Russia? Is it about to invade Central Europe? The climate? Well, Germany isn't a wrong-way driver, but rather the pioneer of ecological self-deindustrialization, to which the world will once again thank for its exemplary role. Such a dream empire, with political "firewalls" against tens of millions of citizens, with moralistic agitation as "foreign policy," and ecological fantasies of saving the world, must be secured with ever greater effort.
It is therefore only logical that the coalition agreement provides for the improvement of digital control options through a mandatory digital ID and an equally mandatory electronic patient record, around which an “ecosystem” of services is to be formed.
These are all new tools for tracking and profiling citizens in the information space, for whose use a new "technical central office" is being established. "Digital policy is power politics," the coalition agreement states. The powers of the security authorities to retain data are being appropriately expanded. At the same time, the Freedom of Information Act, which helps uncover the abuse of such powers in the current regime, is vaguely addressed: The aim is to reform it "with added value for the citizen." The signs point to exposing citizens to a data state with reduced power checks.
ConclusionAs I said: Every country has a regime, which also includes the official government. It's normal for the surface to conceal the normality that determines its design. On the eve of the election, I called this party cartel the "black-red-green unity party" and warned that whoever voted for its branches would at best get a change of color, but not a change of government. That's exactly what has happened now.
The coalition changes, the single party simply continues to govern and, for the time being, provides for itself: with the positions and the debt framework it needs to continue for a few more years in stylish offices and with salaries that are relatively astronomical given their qualifications, to pursue the destruction of German prosperity on the altar of “fighting” imaginary and conjured up “enemies” at home, abroad, and even within the ecosystem itself.

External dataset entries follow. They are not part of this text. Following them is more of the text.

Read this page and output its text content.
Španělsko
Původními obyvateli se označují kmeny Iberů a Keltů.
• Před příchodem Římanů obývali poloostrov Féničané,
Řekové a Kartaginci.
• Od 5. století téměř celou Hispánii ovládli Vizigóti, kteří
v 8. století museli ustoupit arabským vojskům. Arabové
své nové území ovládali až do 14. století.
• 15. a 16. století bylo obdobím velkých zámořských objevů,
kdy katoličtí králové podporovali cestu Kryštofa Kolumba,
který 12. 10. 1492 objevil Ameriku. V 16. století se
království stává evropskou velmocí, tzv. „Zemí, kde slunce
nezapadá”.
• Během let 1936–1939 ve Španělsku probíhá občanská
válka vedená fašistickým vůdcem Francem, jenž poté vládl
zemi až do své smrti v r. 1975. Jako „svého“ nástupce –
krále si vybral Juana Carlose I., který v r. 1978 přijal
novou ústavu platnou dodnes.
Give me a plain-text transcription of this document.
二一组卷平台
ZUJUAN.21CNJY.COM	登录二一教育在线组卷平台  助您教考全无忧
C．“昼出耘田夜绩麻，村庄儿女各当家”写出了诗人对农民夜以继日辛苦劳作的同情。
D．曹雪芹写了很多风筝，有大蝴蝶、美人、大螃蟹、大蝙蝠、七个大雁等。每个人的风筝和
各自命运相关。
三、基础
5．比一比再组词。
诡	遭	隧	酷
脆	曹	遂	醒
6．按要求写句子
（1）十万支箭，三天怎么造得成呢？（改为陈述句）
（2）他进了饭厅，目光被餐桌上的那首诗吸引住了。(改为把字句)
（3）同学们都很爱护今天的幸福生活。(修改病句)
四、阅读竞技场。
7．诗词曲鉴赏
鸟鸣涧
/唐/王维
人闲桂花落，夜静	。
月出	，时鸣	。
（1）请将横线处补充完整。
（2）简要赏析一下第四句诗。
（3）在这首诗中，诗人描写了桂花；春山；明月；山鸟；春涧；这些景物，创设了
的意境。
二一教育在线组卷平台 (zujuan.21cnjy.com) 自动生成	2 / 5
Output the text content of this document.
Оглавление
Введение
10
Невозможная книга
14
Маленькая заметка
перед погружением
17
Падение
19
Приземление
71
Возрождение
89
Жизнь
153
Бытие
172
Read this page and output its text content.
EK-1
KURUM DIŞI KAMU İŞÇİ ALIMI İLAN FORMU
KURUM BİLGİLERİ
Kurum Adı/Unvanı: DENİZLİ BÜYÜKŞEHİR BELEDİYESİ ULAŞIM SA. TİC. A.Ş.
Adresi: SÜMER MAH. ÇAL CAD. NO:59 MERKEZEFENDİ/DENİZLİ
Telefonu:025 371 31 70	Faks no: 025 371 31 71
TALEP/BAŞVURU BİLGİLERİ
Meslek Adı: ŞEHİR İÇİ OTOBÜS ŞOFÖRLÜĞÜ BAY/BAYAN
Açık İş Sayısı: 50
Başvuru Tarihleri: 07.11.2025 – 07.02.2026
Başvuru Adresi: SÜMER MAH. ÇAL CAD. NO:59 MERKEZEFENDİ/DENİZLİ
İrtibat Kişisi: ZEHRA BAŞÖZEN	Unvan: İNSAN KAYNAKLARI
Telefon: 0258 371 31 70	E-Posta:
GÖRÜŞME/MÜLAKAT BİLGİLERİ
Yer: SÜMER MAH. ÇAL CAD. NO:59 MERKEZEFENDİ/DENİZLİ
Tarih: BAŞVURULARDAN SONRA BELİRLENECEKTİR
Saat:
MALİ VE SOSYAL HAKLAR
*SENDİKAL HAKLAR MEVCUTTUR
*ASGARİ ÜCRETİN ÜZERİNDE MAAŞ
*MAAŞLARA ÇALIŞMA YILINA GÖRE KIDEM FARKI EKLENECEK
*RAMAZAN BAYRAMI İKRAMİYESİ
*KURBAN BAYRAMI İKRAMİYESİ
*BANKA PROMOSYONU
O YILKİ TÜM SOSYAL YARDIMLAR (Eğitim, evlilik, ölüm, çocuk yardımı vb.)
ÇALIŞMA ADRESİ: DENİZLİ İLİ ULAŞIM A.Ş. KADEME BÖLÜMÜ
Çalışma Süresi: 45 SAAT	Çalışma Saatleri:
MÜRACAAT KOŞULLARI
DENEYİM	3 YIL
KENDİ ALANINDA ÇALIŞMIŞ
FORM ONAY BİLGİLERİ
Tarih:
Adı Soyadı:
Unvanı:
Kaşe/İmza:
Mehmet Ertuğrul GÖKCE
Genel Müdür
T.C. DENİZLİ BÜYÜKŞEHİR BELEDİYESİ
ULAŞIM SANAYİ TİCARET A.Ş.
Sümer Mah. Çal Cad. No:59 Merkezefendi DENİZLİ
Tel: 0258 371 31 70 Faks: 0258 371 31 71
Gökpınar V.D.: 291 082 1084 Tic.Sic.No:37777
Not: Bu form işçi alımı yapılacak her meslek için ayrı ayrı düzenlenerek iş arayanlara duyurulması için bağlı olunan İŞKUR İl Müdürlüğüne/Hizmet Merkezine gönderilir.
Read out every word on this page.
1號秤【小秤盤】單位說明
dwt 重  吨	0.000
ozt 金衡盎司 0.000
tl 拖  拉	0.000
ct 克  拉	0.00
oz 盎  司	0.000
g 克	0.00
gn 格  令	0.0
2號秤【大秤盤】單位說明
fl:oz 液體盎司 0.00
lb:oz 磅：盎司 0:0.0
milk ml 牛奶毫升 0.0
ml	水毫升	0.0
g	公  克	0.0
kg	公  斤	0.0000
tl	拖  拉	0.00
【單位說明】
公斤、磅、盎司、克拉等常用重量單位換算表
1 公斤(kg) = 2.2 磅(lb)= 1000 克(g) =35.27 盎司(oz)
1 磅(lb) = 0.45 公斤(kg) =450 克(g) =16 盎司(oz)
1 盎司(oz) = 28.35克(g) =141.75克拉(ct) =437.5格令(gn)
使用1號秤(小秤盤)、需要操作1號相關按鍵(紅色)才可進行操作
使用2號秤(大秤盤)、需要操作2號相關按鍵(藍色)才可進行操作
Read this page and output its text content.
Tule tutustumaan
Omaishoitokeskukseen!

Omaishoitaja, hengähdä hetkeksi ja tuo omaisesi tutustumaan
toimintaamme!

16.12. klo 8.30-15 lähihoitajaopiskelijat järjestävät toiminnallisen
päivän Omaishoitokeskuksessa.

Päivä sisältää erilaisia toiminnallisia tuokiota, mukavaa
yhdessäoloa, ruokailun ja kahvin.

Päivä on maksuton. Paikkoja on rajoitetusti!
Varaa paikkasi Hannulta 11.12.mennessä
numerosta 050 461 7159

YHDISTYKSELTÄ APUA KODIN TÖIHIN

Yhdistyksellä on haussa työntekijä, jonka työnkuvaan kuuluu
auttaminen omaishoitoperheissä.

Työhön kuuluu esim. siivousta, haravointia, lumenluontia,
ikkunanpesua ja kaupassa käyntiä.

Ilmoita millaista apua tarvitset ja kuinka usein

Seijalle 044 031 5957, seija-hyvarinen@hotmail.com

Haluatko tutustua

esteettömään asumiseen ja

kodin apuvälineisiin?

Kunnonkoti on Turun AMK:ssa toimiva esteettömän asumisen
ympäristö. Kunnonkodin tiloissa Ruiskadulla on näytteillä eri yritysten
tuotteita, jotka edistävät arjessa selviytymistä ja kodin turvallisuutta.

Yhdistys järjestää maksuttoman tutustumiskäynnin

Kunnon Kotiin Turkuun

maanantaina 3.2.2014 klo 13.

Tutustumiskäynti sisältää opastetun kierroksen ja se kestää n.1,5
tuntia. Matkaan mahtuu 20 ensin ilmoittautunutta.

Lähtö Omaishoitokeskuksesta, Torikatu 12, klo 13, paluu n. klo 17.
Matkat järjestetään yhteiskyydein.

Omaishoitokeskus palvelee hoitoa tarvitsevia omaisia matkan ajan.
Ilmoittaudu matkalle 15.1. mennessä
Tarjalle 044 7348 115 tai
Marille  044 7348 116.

The German regime is open to anyone who wants to see it. It's worth taking a closer look. All state power should emanate from the people. But that's not the case. After his orgy of dishonesty, full of open contempt for voters, Friedrich Merz should never become chancellor. There should be immediate new elections.
We citizens can go to these new elections and this time vote out the coalition of the Christian Democratic Union (CDU/CSU/SPD/Greens) by force. After casting our ballots, we can stand next to the polls as election observers and monitor the counting—we have this right. We can keep our own records of the results and then compare them with the official election results. This way, we can ensure that the elections were fair, equal, and secret, and that the German regime is once again opening up to liberalism and power control.
Michael Andrick is a philosopher, columnist for the Berliner Zeitung, and bestselling author. His collection of essays and aphorisms, "I'm Not There – Notes for a Free Spirit," will be published on May 5 by Karl Alber.